Welches ist Ihr bedeutendstes Sammelobjekt?
Das ist keine triviale Frage. Mir sind alle Papiere der Sammlung wichtig. Jedes hat seine ganz eigene Bedeutung und Geschichte. Das Alter, der Hersteller, das Herkunftsland, ein besonderes Motiv oder eine ausgefallene Geschmacksrichtung wären Kriterien, wie man dennoch eine Antwort auf die Frage finden könnte. Ich nehme einmal das Alter. Eines der ältesten Papiere aus etwa der Zeit der Weimarer Republik von Mattke & Sydow. Die Kakao-, Schokoladen- und Zuckerwarenfabrik wurde im Jahre 1894 in Görlitz gegründet.
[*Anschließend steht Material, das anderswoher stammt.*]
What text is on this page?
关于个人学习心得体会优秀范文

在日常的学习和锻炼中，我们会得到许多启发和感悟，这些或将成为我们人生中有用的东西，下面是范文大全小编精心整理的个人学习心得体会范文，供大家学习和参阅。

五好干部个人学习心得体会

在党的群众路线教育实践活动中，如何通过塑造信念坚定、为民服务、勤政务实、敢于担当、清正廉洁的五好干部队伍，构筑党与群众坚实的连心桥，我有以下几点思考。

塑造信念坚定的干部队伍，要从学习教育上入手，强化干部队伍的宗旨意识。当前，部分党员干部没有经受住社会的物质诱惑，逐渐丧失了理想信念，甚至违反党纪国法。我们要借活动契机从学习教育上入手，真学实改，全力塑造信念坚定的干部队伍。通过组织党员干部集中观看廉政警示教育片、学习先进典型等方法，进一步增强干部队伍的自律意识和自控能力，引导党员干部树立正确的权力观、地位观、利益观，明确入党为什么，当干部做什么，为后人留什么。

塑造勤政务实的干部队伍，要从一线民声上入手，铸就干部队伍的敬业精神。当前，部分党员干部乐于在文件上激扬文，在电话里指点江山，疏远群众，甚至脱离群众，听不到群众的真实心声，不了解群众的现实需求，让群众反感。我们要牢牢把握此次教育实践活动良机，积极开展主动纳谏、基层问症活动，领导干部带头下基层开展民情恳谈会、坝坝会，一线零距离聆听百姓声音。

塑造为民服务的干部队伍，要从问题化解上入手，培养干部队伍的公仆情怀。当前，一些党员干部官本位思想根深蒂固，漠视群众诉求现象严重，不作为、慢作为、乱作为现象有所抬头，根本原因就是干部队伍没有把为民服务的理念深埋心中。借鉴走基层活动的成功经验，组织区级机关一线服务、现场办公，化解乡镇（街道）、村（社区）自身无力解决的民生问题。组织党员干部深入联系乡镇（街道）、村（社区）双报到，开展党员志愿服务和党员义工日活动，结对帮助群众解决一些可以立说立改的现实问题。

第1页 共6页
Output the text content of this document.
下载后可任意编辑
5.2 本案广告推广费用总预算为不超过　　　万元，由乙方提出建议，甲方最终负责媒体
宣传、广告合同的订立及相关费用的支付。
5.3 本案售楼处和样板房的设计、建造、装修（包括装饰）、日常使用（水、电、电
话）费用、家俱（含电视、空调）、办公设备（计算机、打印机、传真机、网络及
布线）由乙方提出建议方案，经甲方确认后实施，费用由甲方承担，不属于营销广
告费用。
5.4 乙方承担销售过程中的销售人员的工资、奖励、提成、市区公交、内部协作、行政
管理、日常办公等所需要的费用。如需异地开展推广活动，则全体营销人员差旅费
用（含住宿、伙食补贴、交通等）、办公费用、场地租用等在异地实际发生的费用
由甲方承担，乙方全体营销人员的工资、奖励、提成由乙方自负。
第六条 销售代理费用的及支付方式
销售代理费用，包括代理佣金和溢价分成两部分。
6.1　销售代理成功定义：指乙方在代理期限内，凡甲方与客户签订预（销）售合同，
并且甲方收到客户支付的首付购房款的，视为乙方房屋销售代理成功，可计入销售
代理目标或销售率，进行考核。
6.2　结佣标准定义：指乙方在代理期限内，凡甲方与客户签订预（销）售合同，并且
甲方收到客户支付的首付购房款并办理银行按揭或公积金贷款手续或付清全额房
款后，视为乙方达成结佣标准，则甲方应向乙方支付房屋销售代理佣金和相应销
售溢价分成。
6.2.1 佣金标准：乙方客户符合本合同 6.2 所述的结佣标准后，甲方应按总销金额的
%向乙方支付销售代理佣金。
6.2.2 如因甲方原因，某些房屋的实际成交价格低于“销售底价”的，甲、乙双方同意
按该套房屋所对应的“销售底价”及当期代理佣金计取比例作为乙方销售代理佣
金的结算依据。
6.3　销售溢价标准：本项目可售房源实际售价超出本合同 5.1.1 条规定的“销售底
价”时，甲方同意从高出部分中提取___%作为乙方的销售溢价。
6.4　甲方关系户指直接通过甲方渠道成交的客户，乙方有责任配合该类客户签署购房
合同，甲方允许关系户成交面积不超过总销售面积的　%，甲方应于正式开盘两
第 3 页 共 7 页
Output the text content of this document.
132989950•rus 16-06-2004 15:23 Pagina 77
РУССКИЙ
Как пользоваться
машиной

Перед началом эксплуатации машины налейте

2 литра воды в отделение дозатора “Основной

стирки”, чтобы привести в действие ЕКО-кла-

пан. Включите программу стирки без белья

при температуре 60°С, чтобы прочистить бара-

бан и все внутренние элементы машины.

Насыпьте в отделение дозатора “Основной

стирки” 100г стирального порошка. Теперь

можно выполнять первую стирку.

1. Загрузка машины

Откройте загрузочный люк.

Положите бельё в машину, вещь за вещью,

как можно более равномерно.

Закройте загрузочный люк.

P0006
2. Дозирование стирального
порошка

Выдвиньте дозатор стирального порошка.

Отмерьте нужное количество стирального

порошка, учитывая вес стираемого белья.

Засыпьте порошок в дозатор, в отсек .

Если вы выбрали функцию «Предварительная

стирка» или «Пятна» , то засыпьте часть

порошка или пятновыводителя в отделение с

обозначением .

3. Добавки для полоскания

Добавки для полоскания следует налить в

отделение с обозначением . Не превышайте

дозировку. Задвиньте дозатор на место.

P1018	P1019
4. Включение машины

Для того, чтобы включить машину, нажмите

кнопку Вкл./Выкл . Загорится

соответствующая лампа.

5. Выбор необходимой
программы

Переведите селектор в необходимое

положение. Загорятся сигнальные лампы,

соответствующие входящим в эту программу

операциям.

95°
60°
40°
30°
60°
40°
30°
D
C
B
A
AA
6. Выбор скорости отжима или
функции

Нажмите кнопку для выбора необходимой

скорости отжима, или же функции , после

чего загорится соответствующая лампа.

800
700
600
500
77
Was zeichnet Ihre Sammlung aus?
Schokoladenverpackungen gibt es in unterschiedlichen Größen, aus verschiedenen Materialien, in vielfältigen Formaten und Ausformungen. Die in meiner Sammlung zusammengetragenen Verpackungen stammen alle von 100g-Schokoladentafeln. Die Schokoladentafeln haben eine rechteckige, keine quadratische Form und Papier ist in der Regel das Verpackungsmaterial. Ich nenne es gern das „klassische Format“ für Schokoladentafeln. Dieses Format hat zumeist europäischen Ursprung, so dass der Großteil der Schokoladenpapiere aus Europa stammt.

Wie sehen Ihre zukünftigen Ziele aus?
Eine solche Sammlung ist nie vollständig. Es heißt also auch in Zukunft weiter sammeln. Allerdings kuriere ich seit mehr als 10 Jahren Ausstellungen mit Schokoladenpapieren zu ganz unterschiedlichen Themen, z.B. Fairtrade-Siegel, Märchen, Stadtansichten usw. Dieses Jahr plane ich Ausstellungen zum Thema Puppen und Weihnachtsmotive. Gern würde ich künftig eine Stiftung für die Sammlung haben, um damit wissenschaftliche Projekte zum Verpackungsdesign zu fördern oder Seminare (z.B. zu Güte-, Bio od. Fairtrade-Siegeln auf Schokoladenverpackungen) und die Sammlung damit abzusichern. Aber auch das Schreiben einer Firmenfestschrift oder -geschichte für einen Schokoladenhersteller kann ich mir gut vorstellen.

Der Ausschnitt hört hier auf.